Le interviste di Lego et Cogito: Paolo Pajer

 

Leggermente distopico

Cari lettori e Care lettrici, 

Benvenuti/e al consueto appuntamento con "Le interviste di Lego et Cogito". L'ospite della settimana è Paolo Pajer, un autore che ha all'attivo ben tre pubblicazioni e oggi ci parla della sua ultima opera: Leggermente distopico. Buona lettura. 


Ciao Paolo, presentati alla nostra community e parlaci un po' di te

Ciao Marianna, grazie per lo spazio che mi dedicate. 

Sono nato a Venezia, ho cinquantuno anni anagrafici ma quarantuno percepiti, sono cresciuto in Trentino, dal 2000 vivo e lavoro in provincia di Siena. Amo la mia famiglia, la mia boxerina, lo sport in generale, leggere, camminare e andare in montagna. 

Due anni fa ho aperto un sito dove ho raccolto queste e altre informazioni, e dove invito tutti gli amici della community: www.paolopajer.it


Quando è nato in te l'amore per la scrittura? 

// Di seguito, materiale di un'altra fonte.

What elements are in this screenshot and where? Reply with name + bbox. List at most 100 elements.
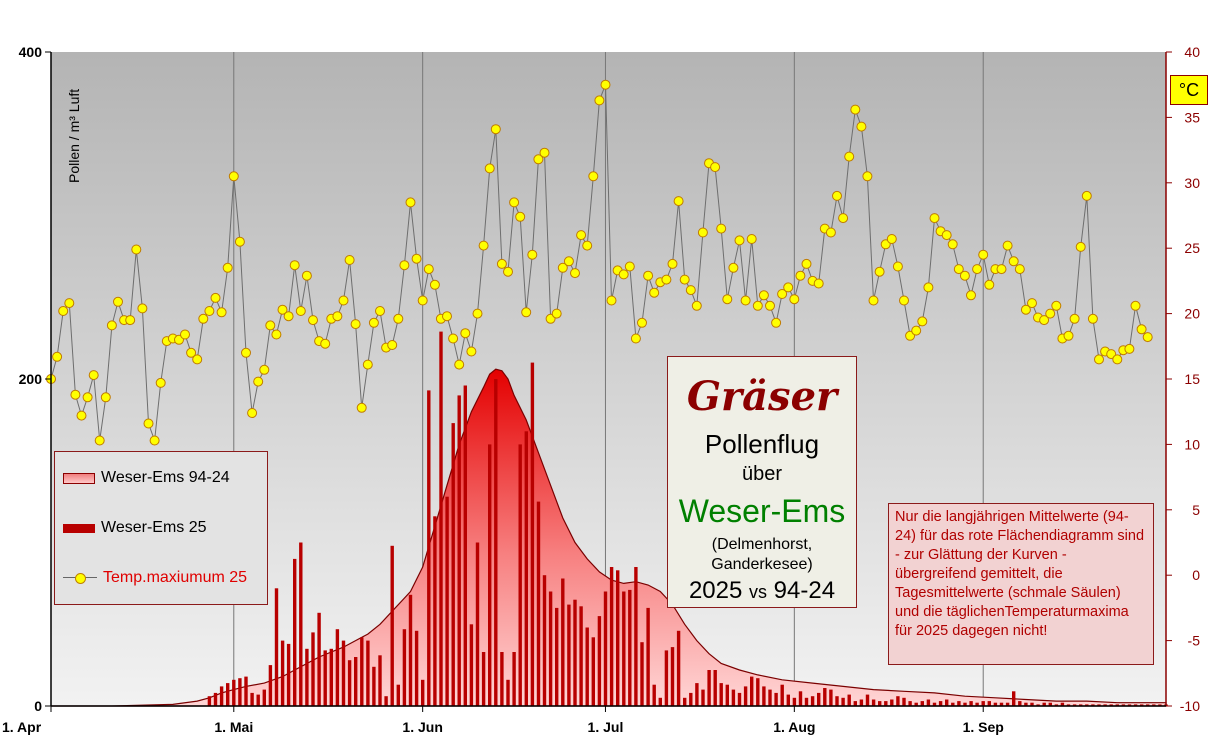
pollen-bar-7	[250, 692, 254, 706]
pollen-bar-114	[902, 697, 906, 706]
temp-point-109	[710, 162, 721, 173]
temp-point-104	[679, 274, 690, 285]
temp-point-70	[472, 308, 483, 319]
legend-item-area: Weser-Ems 94-24	[63, 468, 230, 488]
pollen-bar-101	[823, 688, 827, 706]
pollen-bar-132	[1012, 691, 1016, 706]
temp-point-76	[509, 197, 520, 208]
temp-point-165	[1051, 300, 1062, 311]
pollen-bar-75	[664, 650, 669, 706]
temp-point-159	[1014, 264, 1025, 275]
x-tick-label-5: 1. Sep	[963, 719, 1004, 735]
temp-point-105	[685, 285, 696, 296]
temp-point-27	[210, 292, 221, 303]
temp-point-175	[1112, 354, 1123, 365]
pollen-bar-59	[567, 604, 571, 706]
pollen-bar-10	[268, 665, 273, 706]
legend-swatch-temp	[63, 571, 97, 585]
legend-swatch-bars	[63, 523, 95, 533]
comparison-year: 2025	[688, 577, 743, 604]
pollen-bar-76	[670, 647, 675, 706]
pollen-bar-31	[396, 684, 400, 706]
pollen-bar-66	[609, 567, 614, 706]
pollen-bar-70	[634, 567, 638, 706]
pollen-bar-121	[945, 699, 949, 706]
pollen-bar-91	[762, 686, 766, 706]
temp-point-172	[1094, 354, 1104, 365]
temp-point-97	[637, 317, 647, 328]
temp-point-119	[771, 317, 782, 328]
pollen-bar-129	[993, 702, 998, 706]
pollen-bar-128	[987, 701, 991, 706]
pollen-bar-1	[213, 692, 218, 706]
pollen-bar-56	[548, 591, 553, 706]
temp-point-65	[442, 311, 452, 322]
y-axis-label: Pollen / m³ Luft	[66, 89, 82, 183]
pollen-bar-133	[1018, 701, 1022, 706]
temp-point-157	[1002, 240, 1013, 251]
pollen-bar-141	[1066, 704, 1071, 706]
pollen-bar-89	[750, 676, 754, 706]
temp-point-167	[1063, 330, 1074, 341]
pollen-bar-38	[439, 331, 443, 706]
pollen-bar-106	[853, 701, 857, 706]
temp-point-130	[838, 213, 849, 224]
temp-point-136	[874, 266, 885, 277]
temp-point-11	[113, 296, 123, 307]
pollen-bar-62	[585, 627, 589, 706]
pollen-bar-140	[1060, 702, 1065, 706]
temp-point-156	[996, 264, 1007, 275]
note-box: Nur die langjährigen Mittelwerte (94-24)…	[888, 503, 1154, 665]
temp-point-158	[1008, 256, 1019, 267]
pollen-bar-58	[561, 578, 565, 706]
title-box: Gräser Pollenflug über Weser-Ems (Delmen…	[667, 356, 857, 608]
temp-point-150	[959, 270, 970, 281]
pollen-bar-122	[951, 702, 955, 706]
pollen-bar-43	[469, 624, 474, 707]
temp-point-1	[52, 351, 63, 362]
pollen-bar-3	[226, 683, 230, 706]
pollen-bar-29	[384, 696, 388, 706]
temp-point-29	[222, 262, 233, 273]
temp-point-62	[423, 264, 434, 275]
temp-point-149	[953, 264, 964, 275]
y2-tick-label-7: 25	[1184, 240, 1200, 256]
pollen-bar-100	[817, 692, 821, 706]
temp-point-132	[850, 104, 861, 115]
temp-point-56	[387, 340, 398, 350]
pollen-bar-104	[841, 697, 845, 706]
pollen-bar-103	[835, 696, 839, 706]
pollen-bar-46	[488, 444, 492, 706]
temp-point-6	[82, 392, 93, 403]
temp-point-111	[722, 294, 733, 305]
pollen-bar-22	[341, 640, 346, 706]
pollen-bar-125	[969, 701, 973, 706]
pollen-bar-19	[323, 650, 327, 706]
temp-point-54	[375, 306, 385, 316]
pollen-bar-117	[920, 701, 924, 706]
temp-point-51	[356, 402, 367, 413]
temp-point-7	[88, 370, 99, 381]
y-tick-label-2: 400	[19, 44, 43, 60]
temp-point-81	[539, 147, 550, 158]
temp-point-153	[978, 249, 989, 260]
pollen-bar-102	[829, 689, 833, 706]
pollen-bar-74	[658, 697, 662, 706]
temp-point-63	[429, 279, 440, 290]
x-tick-label-4: 1. Aug	[773, 719, 815, 735]
temp-point-168	[1069, 313, 1080, 324]
temp-point-180	[1142, 332, 1153, 343]
temp-point-86	[570, 268, 580, 279]
temp-point-164	[1045, 308, 1056, 319]
temp-point-34	[253, 376, 264, 387]
pollen-bar-41	[457, 395, 461, 706]
pollen-bar-9	[262, 689, 266, 706]
pollen-bar-60	[573, 599, 577, 706]
temp-point-126	[813, 278, 824, 289]
temp-point-84	[557, 262, 568, 273]
pollen-bar-45	[481, 652, 486, 706]
temp-point-142	[911, 325, 922, 336]
temp-point-83	[551, 308, 562, 319]
pollen-bar-42	[463, 385, 467, 706]
pollen-bar-90	[756, 678, 760, 706]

Da sempre, ho sempre amato scrivere e cercare di imprimere su un foglio le mie emozioni e i miei pensieri. Nel tempo, per motivi di studio e lavoro, ho approfondito anche l'aspetto teorico e tecnico della scrittura come azione intenzionale di trasmissione di un contenuto, arrivando a organizzare e condurre laboratori di scrittura per studenti universitari e per assistenti sociali.

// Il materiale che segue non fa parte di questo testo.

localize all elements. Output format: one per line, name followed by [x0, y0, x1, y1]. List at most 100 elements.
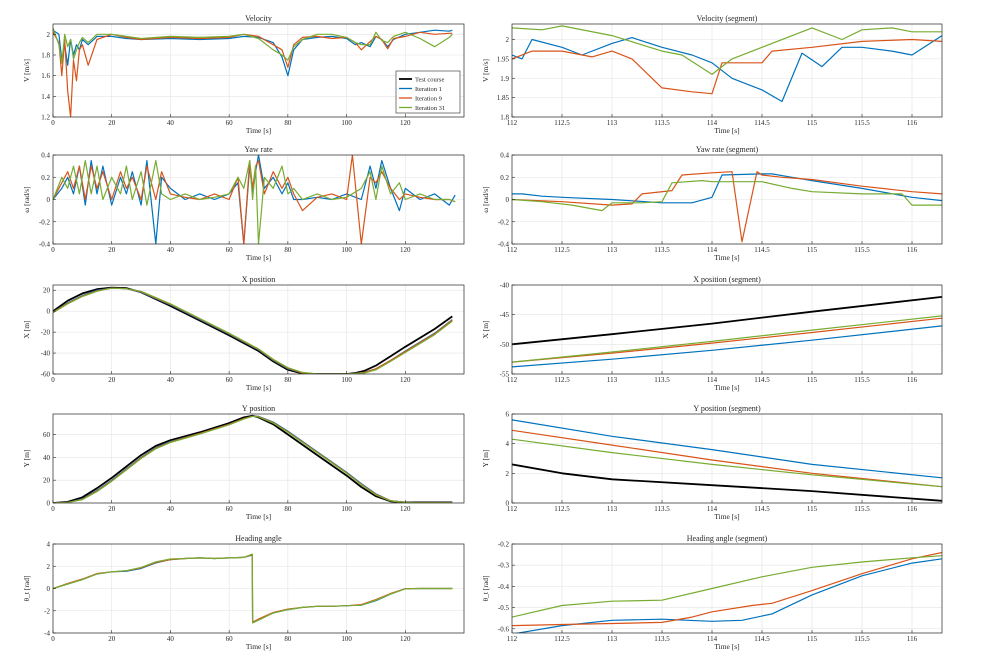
y-tick-label: 1.8: [41, 52, 50, 60]
series-line-iteration-31: [53, 27, 453, 64]
y-tick-label: -0.6: [498, 625, 510, 633]
x-tick-label: 114: [707, 376, 718, 384]
x-axis-label: Time [s]: [714, 512, 739, 521]
x-tick-label: 113.5: [654, 505, 670, 513]
x-tick-label: 100: [341, 635, 352, 643]
series-group: [512, 25, 942, 103]
x-tick-label: 115.5: [854, 119, 870, 127]
x-tick-label: 112.5: [554, 505, 570, 513]
x-tick-label: 116: [907, 505, 918, 513]
y-tick-label: -40: [41, 350, 51, 358]
x-tick-label: 114: [707, 505, 718, 513]
y-axis-label: θ_t [rad]: [481, 576, 490, 602]
x-tick-label: 112.5: [554, 119, 570, 127]
x-tick-label: 115: [807, 376, 818, 384]
series-line-iteration-1: [514, 558, 942, 633]
x-tick-label: 40: [167, 505, 175, 513]
series-line-iteration-31: [512, 555, 942, 618]
axes-box: [511, 23, 943, 118]
series-line-iteration-31: [53, 553, 453, 624]
x-tick-label: 60: [226, 376, 234, 384]
plot-area: [512, 544, 942, 633]
y-tick-label: 60: [43, 431, 51, 439]
y-tick-label: 6: [506, 411, 510, 419]
x-axis-label: Time [s]: [246, 512, 271, 521]
y-tick-label: 0: [506, 196, 510, 204]
series-group: [512, 171, 942, 243]
axes-box: [511, 543, 943, 634]
x-tick-label: 120: [400, 505, 411, 513]
x-tick-label: 115: [807, 246, 818, 254]
series-line-iteration-1: [512, 419, 942, 479]
x-tick-label: 114.5: [754, 119, 770, 127]
x-tick-label: 40: [167, 119, 175, 127]
series-line-iteration-31: [53, 415, 453, 503]
panel-title: Heading angle: [235, 534, 282, 543]
y-tick-label: -0.2: [498, 218, 510, 226]
series-line-iteration-1: [512, 325, 942, 368]
y-tick-label: -0.3: [498, 562, 510, 570]
y-tick-label: 2: [506, 36, 510, 44]
y-tick-label: 1.8: [500, 114, 509, 122]
legend-label: Iteration 9: [415, 95, 442, 102]
y-tick-label: -40: [500, 282, 510, 290]
panel-yposseg: 112 112.5 113 113.5 114 114.5 115 115.5 116 0 2 4 6 Y…: [481, 404, 943, 521]
x-tick-label: 0: [51, 376, 55, 384]
x-tick-label: 80: [284, 505, 292, 513]
y-tick-label: 0: [506, 500, 510, 508]
x-tick-label: 0: [51, 119, 55, 127]
x-tick-label: 114.5: [754, 376, 770, 384]
panel-title: Y position: [242, 404, 275, 413]
series-group: [512, 296, 942, 368]
y-tick-label: -0.2: [39, 218, 51, 226]
x-tick-label: 113.5: [654, 635, 670, 643]
x-tick-label: 60: [226, 246, 234, 254]
y-axis-label: ω [rad/s]: [481, 186, 490, 212]
plot-area: [512, 285, 942, 374]
y-tick-label: 0.4: [41, 152, 50, 160]
x-tick-label: 113: [607, 119, 618, 127]
panel-title: Velocity: [245, 14, 272, 23]
y-tick-label: 2: [506, 470, 510, 478]
y-tick-label: -0.4: [39, 241, 51, 249]
y-tick-label: -0.4: [498, 241, 510, 249]
x-tick-label: 115.5: [854, 505, 870, 513]
x-tick-label: 120: [400, 119, 411, 127]
x-tick-label: 116: [907, 246, 918, 254]
series-group: [53, 553, 453, 624]
y-tick-label: 0: [47, 585, 51, 593]
x-tick-label: 20: [108, 505, 116, 513]
x-tick-label: 114: [707, 635, 718, 643]
series-group: [53, 155, 456, 244]
x-tick-label: 115: [807, 635, 818, 643]
x-tick-label: 116: [907, 635, 918, 643]
legend-label: Test course: [415, 76, 444, 83]
y-tick-label: 0.2: [500, 174, 509, 182]
y-tick-label: 20: [43, 287, 51, 295]
x-tick-label: 112: [507, 376, 518, 384]
panel-title: X position (segment): [693, 275, 761, 284]
x-tick-label: 113.5: [654, 119, 670, 127]
x-tick-label: 112: [507, 505, 518, 513]
panel-title: Yaw rate (segment): [696, 145, 759, 154]
x-tick-label: 40: [167, 376, 175, 384]
panel-vseg: 112 112.5 113 113.5 114 114.5 115 115.5 116 1.8 1.…: [481, 14, 943, 135]
y-axis-label: ω [rad/s]: [22, 186, 31, 212]
panel-title: Heading angle (segment): [687, 534, 768, 543]
x-axis-label: Time [s]: [714, 253, 739, 262]
series-line-iteration-9: [512, 38, 942, 95]
y-tick-label: 2: [47, 563, 51, 571]
axes-box: [511, 284, 943, 375]
panel-xpos: 0 20 40 60 80 100 120 -60 -40 -20 0 20 X position Tim…: [22, 275, 465, 392]
y-axis-label: θ_t [rad]: [22, 576, 31, 602]
series-group: [512, 419, 942, 502]
axes-box: [52, 23, 465, 118]
x-tick-label: 60: [226, 635, 234, 643]
y-tick-label: 20: [43, 477, 51, 485]
x-axis-label: Time [s]: [246, 642, 271, 651]
x-tick-label: 114.5: [754, 505, 770, 513]
series-line-iteration-31: [512, 315, 942, 363]
x-tick-label: 114.5: [754, 246, 770, 254]
x-axis-label: Time [s]: [714, 642, 739, 651]
y-tick-label: 1.95: [497, 55, 510, 63]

La scrittura è una delle armi più potenti che esistano: sconfigge il tempo e la morte. 


C'è un autore o un'autrice al/alla quale ti ispiri particolarmente? 

Ce ne sono diversi, alcuni li adoro per la loro capacità di creare mondi straordinari e un po' magici (Gabriel Garcia Màrquez) altri per la loro inesauribile vena ironica (Arto Paasilinna). L'uso completo del nome e cognome dei personaggi durante la narrazione, ad esempio, sono un omaggio che ho voluto fare al grande scrittore finlandese, scomparso nel 2018. 

Ma se uno è bravo è bravo: non ho mai sottovalutato o scartato a priori autori che non conoscevo; mi considero sempre alla ricerca di qualcuno da cui imparare qualcosa.


Ti va di parlarci di "Il punto estremo" e "Per altre vite"? Di cosa trattano? Cosa hanno in comune? Cosa li differenzia? 

Sono le mie opere precedenti: Il punto estremo, del 2012, è un monologo a tre voci dove si rincorrono legami e vissuti, scolpiti pazientemente e collegati fra loro.

Per altre vite, del 2017, è una storia d'amore intensa, ambientata nei servizi sociali di Villa Rivero dove anche qui varie vicende si sovrappongono a quella professionale e personale del protagonista.

C'è un filo nascosto che unisce i libri che ho avuto la fortuna di pubblicare finora, compreso l'ultimo.

Un filo fatto di elementi narrativi ricorrenti, oltre ad alcuni personaggi a cui sono molto legato. Sui personaggi non voglio svelare troppo, mentre i temi sono quelli inevitabili e, per me, centrali: il viaggio -fisico, metaforico e psicologico-, la complessità della figura femminile, i grandi misteri della vita e della sua conclusione, o del suo passaggio ad altro.

Nelle prime due fatiche avevo dei riferimenti chiari, dei lettori ideali ben precisi, erano i destinatari a cui rivolgevo le mie parole nell'atto di scrivere.

In Leggermente distopico, invece, ho voluto fare una piccola trasgressione, liberando la mia vena ironica, il gusto del paradossale, la simpatia per i nomi stravaganti, dando spazio ai personaggi che chiedevano di essere raccontati, seguendo una traccia narrativa solo abbozzata e che vedevo praticamente nascere e svilupparsi in tempo reale. Ho scritto per me, questa volta.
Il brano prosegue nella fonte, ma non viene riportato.